Review by John Smythe 26th Feb 2006

A pink screen, a blue screen, two lidded toilet bowls on wheels, cool lighting and music-rich sound, 11 characters played by two actors – Cooper Amai and Kate Fitzroy – and the directing of Julie Noever, conspire to bring the gay world of The Cottage to Bats.

‘Cottaging’ is a European term for scoring someone in the loo, a practice which reflects the historic illegality of gay sex and the promiscuity of its practice by some of the queer fraternity (correct me if I’m wrong but I think promiscuity is mostly a gay male thing). As I understand it, more conducive environments for casual encounters are generally available in gay clubs these days and such a club is a key setting for this multi-location play.

The wheelie-loos then, which arrive to an orgasmic crescendo then laugh like kookaburras, are employed more often as cars than loos. Gayleen is a parking warden whose booking of Serena, who turns out to be a drag queen, leads her to the club. "Thank you for letting me come out with you," is her final line, gleefully ‘got’ by the enthusiastic opening night audience.

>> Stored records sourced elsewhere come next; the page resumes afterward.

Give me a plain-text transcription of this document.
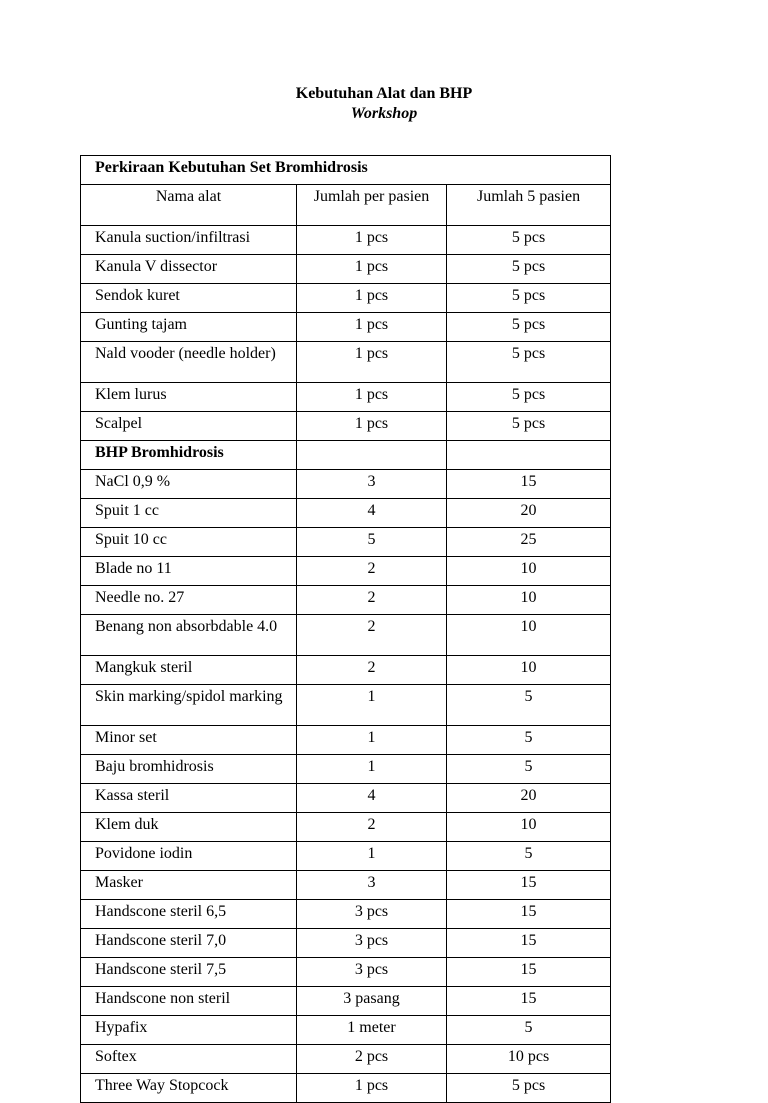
Kebutuhan Alat dan BHP
Workshop
Perkiraan Kebutuhan Set Bromhidrosis		
Nama alat	Jumlah per pasien	Jumlah 5 pasien
Kanula suction/infiltrasi	1 pcs	5 pcs
Kanula V dissector	1 pcs	5 pcs
Sendok kuret	1 pcs	5 pcs
Gunting tajam	1 pcs	5 pcs
Nald vooder (needle holder)	1 pcs	5 pcs
Klem lurus	1 pcs	5 pcs
Scalpel	1 pcs	5 pcs
BHP Bromhidrosis		
NaCl 0,9 %	3	15
Spuit 1 cc	4	20
Spuit 10 cc	5	25
Blade no 11	2	10
Needle no. 27	2	10
Benang non absorbdable 4.0	2	10
Mangkuk steril	2	10
Skin marking/spidol marking	1	5
Minor set	1	5
Baju bromhidrosis	1	5
Kassa steril	4	20
Klem duk	2	10
Povidone iodin	1	5
Masker	3	15
Handscone steril 6,5	3 pcs	15
Handscone steril 7,0	3 pcs	15
Handscone steril 7,5	3 pcs	15
Handscone non steril	3 pasang	15
Hypafix	1 meter	5
Softex	2 pcs	10 pcs
Three Way Stopcock	1 pcs	5 pcs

The scenes between, while they do form a coherent narrative, don’t exactly strive through quest for catharsis. The scenes are more an excuse to capture some archetypes of queer culture and bring them to life on stage, "from the dizziest Twinkie to the meanest Dyke … and the entire spectrum in between," as their publicity puts it. For example, bar-worker Baz’s anticipated assignation with a high profile All Black is more about pointing up the possibility than generating a dramatic climax (although he does come for a clandestine encounter parked up a dark alley).

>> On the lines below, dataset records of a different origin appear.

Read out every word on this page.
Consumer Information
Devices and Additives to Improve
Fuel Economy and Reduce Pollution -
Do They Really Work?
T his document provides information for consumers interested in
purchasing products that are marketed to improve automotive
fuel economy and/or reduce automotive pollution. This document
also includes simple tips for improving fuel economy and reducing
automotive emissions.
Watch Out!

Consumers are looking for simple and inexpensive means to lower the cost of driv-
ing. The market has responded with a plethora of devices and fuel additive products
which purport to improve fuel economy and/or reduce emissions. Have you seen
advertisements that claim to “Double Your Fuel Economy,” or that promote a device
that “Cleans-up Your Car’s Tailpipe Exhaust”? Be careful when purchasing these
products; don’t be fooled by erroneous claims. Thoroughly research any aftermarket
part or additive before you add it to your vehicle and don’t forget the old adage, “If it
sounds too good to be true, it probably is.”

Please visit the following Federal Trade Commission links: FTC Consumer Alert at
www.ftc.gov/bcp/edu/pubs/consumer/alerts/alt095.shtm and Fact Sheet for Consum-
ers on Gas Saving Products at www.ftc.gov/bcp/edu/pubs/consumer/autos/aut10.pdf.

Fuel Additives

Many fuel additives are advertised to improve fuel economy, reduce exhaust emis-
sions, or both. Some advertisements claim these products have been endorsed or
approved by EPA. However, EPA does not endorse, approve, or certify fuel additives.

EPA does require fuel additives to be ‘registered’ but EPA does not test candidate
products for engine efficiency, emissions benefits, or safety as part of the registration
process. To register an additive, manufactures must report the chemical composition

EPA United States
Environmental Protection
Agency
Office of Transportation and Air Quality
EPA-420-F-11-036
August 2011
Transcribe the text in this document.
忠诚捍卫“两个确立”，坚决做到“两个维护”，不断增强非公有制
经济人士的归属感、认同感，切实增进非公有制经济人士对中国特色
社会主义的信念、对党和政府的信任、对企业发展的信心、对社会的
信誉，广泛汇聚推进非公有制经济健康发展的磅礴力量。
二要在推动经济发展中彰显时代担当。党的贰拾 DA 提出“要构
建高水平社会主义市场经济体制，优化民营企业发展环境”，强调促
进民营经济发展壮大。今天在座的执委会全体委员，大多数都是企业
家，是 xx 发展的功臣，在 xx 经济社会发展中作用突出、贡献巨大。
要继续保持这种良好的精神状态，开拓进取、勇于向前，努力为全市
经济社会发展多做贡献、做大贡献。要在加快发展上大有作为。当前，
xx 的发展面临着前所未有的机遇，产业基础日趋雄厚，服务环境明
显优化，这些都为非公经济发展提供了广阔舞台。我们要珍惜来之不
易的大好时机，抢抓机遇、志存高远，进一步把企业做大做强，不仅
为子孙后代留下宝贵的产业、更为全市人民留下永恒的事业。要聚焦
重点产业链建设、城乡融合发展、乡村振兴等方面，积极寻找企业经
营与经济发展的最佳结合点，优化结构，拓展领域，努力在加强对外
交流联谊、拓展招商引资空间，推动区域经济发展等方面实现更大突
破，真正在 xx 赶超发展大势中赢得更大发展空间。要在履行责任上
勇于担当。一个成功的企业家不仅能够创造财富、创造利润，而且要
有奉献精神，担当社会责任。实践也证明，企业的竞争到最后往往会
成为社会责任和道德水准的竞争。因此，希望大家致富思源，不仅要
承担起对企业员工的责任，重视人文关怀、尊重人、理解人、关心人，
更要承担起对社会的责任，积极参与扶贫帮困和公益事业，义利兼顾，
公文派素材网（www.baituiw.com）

Two sock-puppet greeblies, called Hiv and Wethead, come out from behind the toilet bowls to add an entertaining theatre-in-education dimension to proceedings, especially after a Swedish backpacker lures Baz into a cubicle for the one shadow-played sex scene.

Rhythmically the climax comes with a drag competition and a pregnant lesbian called Beth going into labour, which allows for a jab of 111-call satire.

I wasn’t always able to discern the character changes but the text does a good job of inserting names at strategic places. Amai and Fitzroy bring a knowing confidence to their work, connecting well with their equally knowing audience, and keep up the pace to give The Cottage an infectious energy.